Kriel's funeral was attended by many, as the masses carried his casket into the Anglican Church of Resurrection, but mourners were attacked by South African police with tear gas and rubber bullets.

== Legacy ==
On his release from prison in February 1990, Nelson Mandela acknowledged Ashley Kriel's sacrifice for the anti-apartheid struggle in his speech in Paarl.

Michel Assure, Ashley Kriel's sister, continues to push for reparations and the truth surrounding her brothers death, as there are still unaddressed inconsistencies from the trial. She believes that the truth was diluted in order to grant his killers amnesty.

The Institute for Justice and Reconciliation and the University of the Western Cape created the annual Ashley Kriel Memorial Youth Lecture in his memory, which takes place near the anniversary of his assassination at Bontehewuel High School, the school Ashley Kriel attended. This lecture memorializes Kriel by sparking conversations on topics of youth leadership with annual themes, such as "My Voice, Our Story." The event also acknowledges progress made among the current youth.

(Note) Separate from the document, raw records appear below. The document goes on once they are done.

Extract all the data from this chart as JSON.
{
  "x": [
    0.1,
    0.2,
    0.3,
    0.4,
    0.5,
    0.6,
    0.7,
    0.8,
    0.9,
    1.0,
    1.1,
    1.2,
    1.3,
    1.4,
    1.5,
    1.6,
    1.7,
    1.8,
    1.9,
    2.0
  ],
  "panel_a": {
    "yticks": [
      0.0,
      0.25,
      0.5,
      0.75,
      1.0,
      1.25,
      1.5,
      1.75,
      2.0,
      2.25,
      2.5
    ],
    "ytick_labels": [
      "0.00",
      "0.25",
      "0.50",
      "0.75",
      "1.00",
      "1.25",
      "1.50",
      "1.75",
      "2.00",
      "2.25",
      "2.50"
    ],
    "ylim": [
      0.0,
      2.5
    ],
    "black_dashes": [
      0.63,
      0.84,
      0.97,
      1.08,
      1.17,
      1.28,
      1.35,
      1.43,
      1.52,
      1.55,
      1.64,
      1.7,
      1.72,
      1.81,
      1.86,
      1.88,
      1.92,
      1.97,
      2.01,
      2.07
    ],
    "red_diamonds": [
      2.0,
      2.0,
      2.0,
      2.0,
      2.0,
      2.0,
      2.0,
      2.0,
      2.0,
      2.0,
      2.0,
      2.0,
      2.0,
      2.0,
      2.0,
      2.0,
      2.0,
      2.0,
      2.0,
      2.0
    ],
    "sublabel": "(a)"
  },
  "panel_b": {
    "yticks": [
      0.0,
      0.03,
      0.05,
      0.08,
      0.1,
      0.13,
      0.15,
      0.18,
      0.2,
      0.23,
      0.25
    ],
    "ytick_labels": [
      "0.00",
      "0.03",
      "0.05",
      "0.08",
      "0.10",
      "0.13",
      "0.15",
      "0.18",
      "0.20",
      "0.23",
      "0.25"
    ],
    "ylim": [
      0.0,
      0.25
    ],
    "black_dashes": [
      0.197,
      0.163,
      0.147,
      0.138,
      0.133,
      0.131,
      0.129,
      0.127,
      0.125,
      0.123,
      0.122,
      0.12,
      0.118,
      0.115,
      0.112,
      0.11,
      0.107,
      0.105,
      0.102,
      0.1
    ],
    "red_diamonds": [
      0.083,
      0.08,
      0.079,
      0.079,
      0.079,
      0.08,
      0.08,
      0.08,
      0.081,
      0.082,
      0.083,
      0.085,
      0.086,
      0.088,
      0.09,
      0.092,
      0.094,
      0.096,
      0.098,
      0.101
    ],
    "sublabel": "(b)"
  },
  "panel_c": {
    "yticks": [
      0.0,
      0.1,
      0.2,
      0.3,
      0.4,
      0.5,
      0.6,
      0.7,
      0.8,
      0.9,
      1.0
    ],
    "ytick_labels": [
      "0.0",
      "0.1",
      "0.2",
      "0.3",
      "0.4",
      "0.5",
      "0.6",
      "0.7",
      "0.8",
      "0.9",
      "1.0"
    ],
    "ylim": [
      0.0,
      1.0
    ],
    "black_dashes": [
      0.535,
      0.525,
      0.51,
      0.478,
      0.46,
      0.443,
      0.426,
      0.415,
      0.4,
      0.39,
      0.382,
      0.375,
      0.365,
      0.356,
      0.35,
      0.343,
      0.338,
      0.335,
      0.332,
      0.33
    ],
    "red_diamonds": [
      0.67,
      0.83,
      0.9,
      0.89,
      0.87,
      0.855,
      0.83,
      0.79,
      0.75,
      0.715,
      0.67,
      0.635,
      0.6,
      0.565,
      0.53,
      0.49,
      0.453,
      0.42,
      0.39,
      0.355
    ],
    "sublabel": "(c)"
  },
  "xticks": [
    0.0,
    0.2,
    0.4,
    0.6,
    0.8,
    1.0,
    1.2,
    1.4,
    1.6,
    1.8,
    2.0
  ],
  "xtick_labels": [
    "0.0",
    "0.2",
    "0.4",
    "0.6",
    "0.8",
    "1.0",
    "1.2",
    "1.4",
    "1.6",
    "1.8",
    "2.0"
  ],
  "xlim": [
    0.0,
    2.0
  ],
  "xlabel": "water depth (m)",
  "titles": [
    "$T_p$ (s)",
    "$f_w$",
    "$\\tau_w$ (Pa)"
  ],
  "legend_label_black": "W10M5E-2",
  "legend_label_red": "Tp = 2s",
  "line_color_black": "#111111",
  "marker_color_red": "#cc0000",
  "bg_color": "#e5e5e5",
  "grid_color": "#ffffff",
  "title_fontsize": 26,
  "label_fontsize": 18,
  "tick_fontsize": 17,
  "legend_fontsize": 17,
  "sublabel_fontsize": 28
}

=== The Ashley Kriel Youth Leadership Development Project ===
The establishment of this project was inspired by Cape Town youth leader Ashley Kriel, who was killed by the apartheid regime in the 1980s. His legacy is recognized as a symbol of students and youth activists from Cape Flats in the 1980s and the potential that the youth has to create change.

The program involves youth that are in high school, college, or newly graduated without employment. The program holds workshops that inform applicants on topics of youth activism, history, memory, and how it pertains to the past versus the present. Applicants start off by attending a 5-day camp where they can bond and share their stories and personal experience, then they reconvene once a month over the span of six months. By connecting a cross-section of youth from different societies, the project aims to develop young future leaders and assist them in leaving a positive impact on their peers with their exeperiences.
=== Memory Box Initiative ===
Projects are combined to focus on the fostering of conversation and the sharing of personal narratives and community histories in Worcester, as means of furthering reconciliation and the impact on the IJRs Ashley Kriel Youth Leadership Development Project and Schools' Oral History.

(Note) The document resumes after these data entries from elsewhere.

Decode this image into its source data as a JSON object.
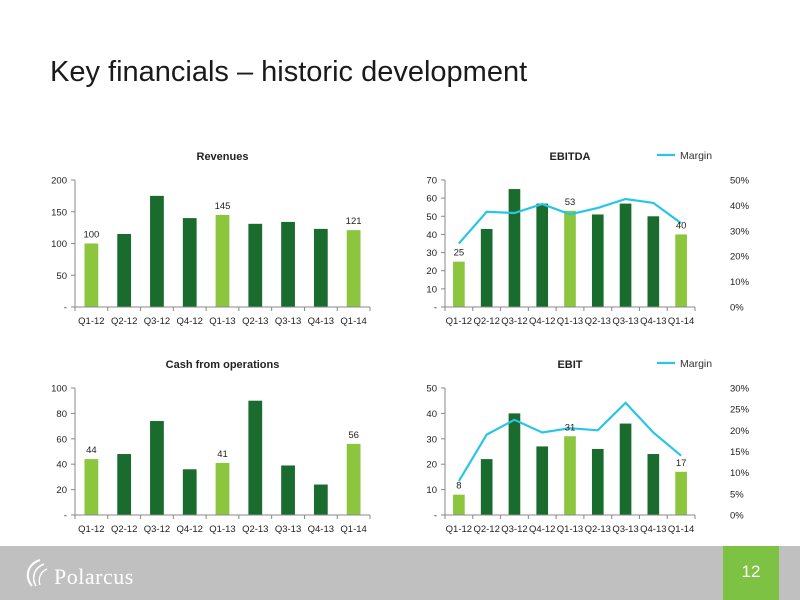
{
  "slide": {
    "title": "Key financials – historic development",
    "page_number": "12"
  },
  "footer": {
    "logo_text": "Polarcus"
  },
  "colors": {
    "bar_dark": "#1a6b2e",
    "bar_light": "#8cc63f",
    "margin_line": "#29c5e6"
  },
  "chart_data": [
    {
      "id": "revenues",
      "type": "bar",
      "title": "Revenues",
      "categories": [
        "Q1-12",
        "Q2-12",
        "Q3-12",
        "Q4-12",
        "Q1-13",
        "Q2-13",
        "Q3-13",
        "Q4-13",
        "Q1-14"
      ],
      "values": [
        100,
        115,
        175,
        140,
        145,
        131,
        134,
        123,
        121
      ],
      "highlight": [
        true,
        false,
        false,
        false,
        true,
        false,
        false,
        false,
        true
      ],
      "data_labels": [
        "100",
        "",
        "",
        "",
        "145",
        "",
        "",
        "",
        "121"
      ],
      "ylim": [
        0,
        200
      ],
      "yticks": [
        "-",
        "50",
        "100",
        "150",
        "200"
      ],
      "ytick_values": [
        0,
        50,
        100,
        150,
        200
      ]
    },
    {
      "id": "ebitda",
      "type": "bar",
      "title": "EBITDA",
      "categories": [
        "Q1-12",
        "Q2-12",
        "Q3-12",
        "Q4-12",
        "Q1-13",
        "Q2-13",
        "Q3-13",
        "Q4-13",
        "Q1-14"
      ],
      "values": [
        25,
        43,
        65,
        57,
        53,
        51,
        57,
        50,
        40
      ],
      "highlight": [
        true,
        false,
        false,
        false,
        true,
        false,
        false,
        false,
        true
      ],
      "data_labels": [
        "25",
        "",
        "",
        "",
        "53",
        "",
        "",
        "",
        "40"
      ],
      "ylim": [
        0,
        70
      ],
      "yticks": [
        "-",
        "10",
        "20",
        "30",
        "40",
        "50",
        "60",
        "70"
      ],
      "ytick_values": [
        0,
        10,
        20,
        30,
        40,
        50,
        60,
        70
      ],
      "margin": {
        "name": "Margin",
        "values": [
          0.25,
          0.375,
          0.37,
          0.405,
          0.365,
          0.39,
          0.425,
          0.41,
          0.33
        ],
        "ylim": [
          0,
          0.5
        ],
        "yticks": [
          "0%",
          "10%",
          "20%",
          "30%",
          "40%",
          "50%"
        ],
        "ytick_values": [
          0,
          0.1,
          0.2,
          0.3,
          0.4,
          0.5
        ]
      }
    },
    {
      "id": "cash",
      "type": "bar",
      "title": "Cash from operations",
      "categories": [
        "Q1-12",
        "Q2-12",
        "Q3-12",
        "Q4-12",
        "Q1-13",
        "Q2-13",
        "Q3-13",
        "Q4-13",
        "Q1-14"
      ],
      "values": [
        44,
        48,
        74,
        36,
        41,
        90,
        39,
        24,
        56
      ],
      "highlight": [
        true,
        false,
        false,
        false,
        true,
        false,
        false,
        false,
        true
      ],
      "data_labels": [
        "44",
        "",
        "",
        "",
        "41",
        "",
        "",
        "",
        "56"
      ],
      "ylim": [
        0,
        100
      ],
      "yticks": [
        "-",
        "20",
        "40",
        "60",
        "80",
        "100"
      ],
      "ytick_values": [
        0,
        20,
        40,
        60,
        80,
        100
      ]
    },
    {
      "id": "ebit",
      "type": "bar",
      "title": "EBIT",
      "categories": [
        "Q1-12",
        "Q2-12",
        "Q3-12",
        "Q4-12",
        "Q1-13",
        "Q2-13",
        "Q3-13",
        "Q4-13",
        "Q1-14"
      ],
      "values": [
        8,
        22,
        40,
        27,
        31,
        26,
        36,
        24,
        17
      ],
      "highlight": [
        true,
        false,
        false,
        false,
        true,
        false,
        false,
        false,
        true
      ],
      "data_labels": [
        "8",
        "",
        "",
        "",
        "31",
        "",
        "",
        "",
        "17"
      ],
      "ylim": [
        0,
        50
      ],
      "yticks": [
        "-",
        "10",
        "20",
        "30",
        "40",
        "50"
      ],
      "ytick_values": [
        0,
        10,
        20,
        30,
        40,
        50
      ],
      "margin": {
        "name": "Margin",
        "values": [
          0.08,
          0.19,
          0.225,
          0.195,
          0.205,
          0.2,
          0.265,
          0.195,
          0.14
        ],
        "ylim": [
          0,
          0.3
        ],
        "yticks": [
          "0%",
          "5%",
          "10%",
          "15%",
          "20%",
          "25%",
          "30%"
        ],
        "ytick_values": [
          0,
          0.05,
          0.1,
          0.15,
          0.2,
          0.25,
          0.3
        ]
      }
    }
  ]
}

The project aims to provide a platform whereby stories of community members in Worcester can be explored through different aspects of Arts and Theatre-based activities that create space for dialogue, peace-building, social justice and public participation.

The key element throughout the projects is the closing of the generational gap between youth and generations from different eras within the community's history, including the former anti-apartheid activists with the aim of encouraging the connection between the two eras by sharing experiences and memories.

== Documentary ==
Action Kommandant, which is a documentary film based on the life story of Ashley Kriel, was released in 2016. The film was directed by Nadine Cloete. The documentary highlighted Ashley Kriel's life as a grassroots activist, while simultaneously bringing attention to the daily struggles of revolutionaries that were a part of the underground ANC. Action Kommandant contextualized Kriel's life with interviews with his mother, Ivy Kriel, containing scenes of life in the Cape Flats in the 1980s, and embedding footage from Kriel's childhood to provide background to Kriel's character.